We were quite numerous, so we made three trips house to house and one trip taking the church benches and a cupboard up to Blaye for storage. The day started at about 7am for Pat who went out to clean the new house. Then we other Daveys went at 10 for the lifting and toting. The new house is a Girondin - I'll take a picture one day for you. It's a stone house, down a country lane, no street lights, an astronomer's dream, but a trifle remote. It has a big garden and a massive garage and they soon will have dogs. The day ended with pasta bolognese on the terrace and everyone was chilly, wrapped up in fleeces, jumpers and anything else we could find. A bat was doing its best with the mosquitoes. We wended our weary way home at about 10:30, tired but happy (perhaps the finest and best-loved expression Enid Blyton ever penned).

Today is removal day 1

Pastor and family today. Church stuff tomorrow. Tote that barge ! Lift that bale !

Bach - Magnificat - 07 - Fecit potentiam

TomKoopman and a great example of sewing machine music. 'ee-hee-hee-hee-hee-hee-hee-hee-hee"

Festival de Bandas 2005

A quick interview with my favourite banda, Los Téoporos. This is a traditional south-west banda - a bit like a fanfare only crazier, I think.

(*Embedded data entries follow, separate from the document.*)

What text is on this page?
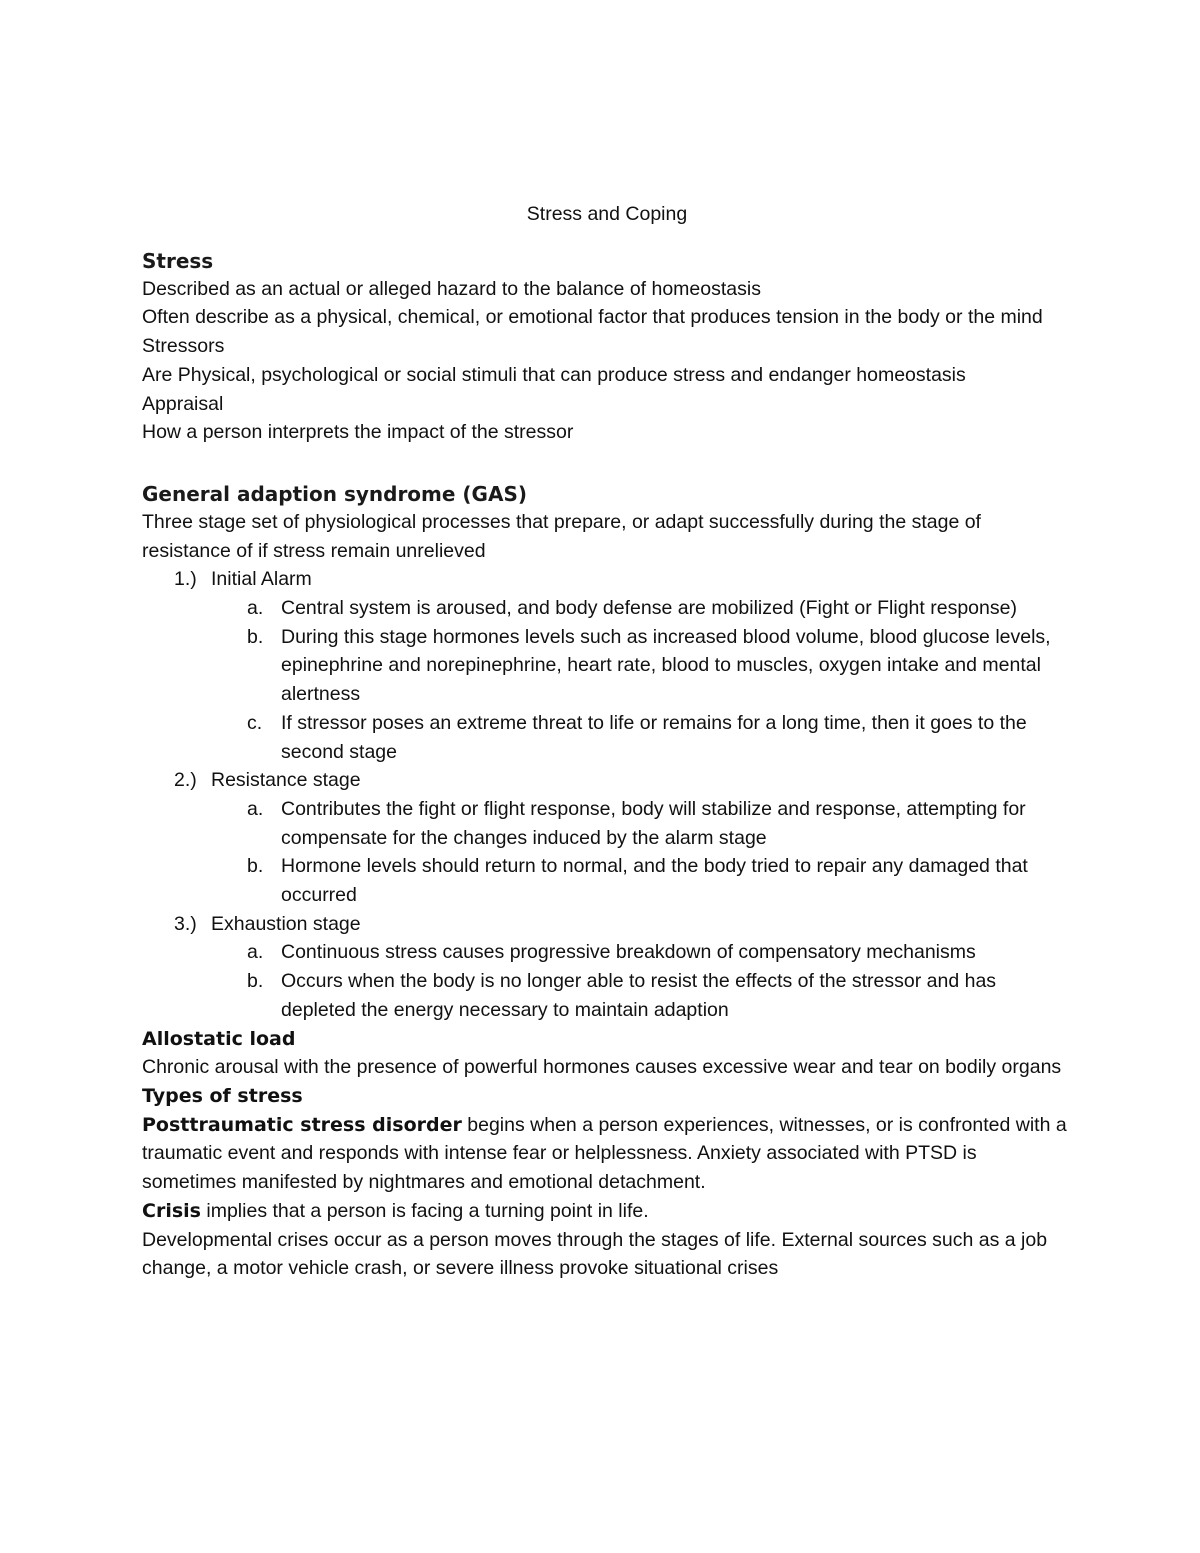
Stress and Coping

Stress

Described as an actual or alleged hazard to the balance of homeostasis

Often describe as a physical, chemical, or emotional factor that produces tension in the body or the mind

Stressors

Are Physical, psychological or social stimuli that can produce stress and endanger homeostasis

Appraisal

How a person interprets the impact of the stressor

General adaption syndrome (GAS)

Three stage set of physiological processes that prepare, or adapt successfully during the stage of resistance of if stress remain unrelieved

1.) Initial Alarm
a. Central system is aroused, and body defense are mobilized (Fight or Flight response)
b. During this stage hormones levels such as increased blood volume, blood glucose levels, epinephrine and norepinephrine, heart rate, blood to muscles, oxygen intake and mental alertness
c. If stressor poses an extreme threat to life or remains for a long time, then it goes to the second stage
2.) Resistance stage
a. Contributes the fight or flight response, body will stabilize and response, attempting for compensate for the changes induced by the alarm stage
b. Hormone levels should return to normal, and the body tried to repair any damaged that occurred
3.) Exhaustion stage
a. Continuous stress causes progressive breakdown of compensatory mechanisms
b. Occurs when the body is no longer able to resist the effects of the stressor and has depleted the energy necessary to maintain adaption

Allostatic load

Chronic arousal with the presence of powerful hormones causes excessive wear and tear on bodily organs

Types of stress

Posttraumatic stress disorder begins when a person experiences, witnesses, or is confronted with a traumatic event and responds with intense fear or helplessness. Anxiety associated with PTSD is sometimes manifested by nightmares and emotional detachment.

Crisis implies that a person is facing a turning point in life.

Developmental crises occur as a person moves through the stages of life. External sources such as a job change, a motor vehicle crash, or severe illness provoke situational crises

Men of Harlech - Wrexham County Brass

I could get into trouble for this ... but at least it is a Wrexham band. I remember this arrangement from my days with the Lewis Merthyr Workmen's Institute Silver Band. I left the band in 1976.

Bordeaux was handsome this evening


The mimosa is flowering

and some Bond-film villain has parked his luxury stealth yacht under the gaze of the big shiny lady in the sky.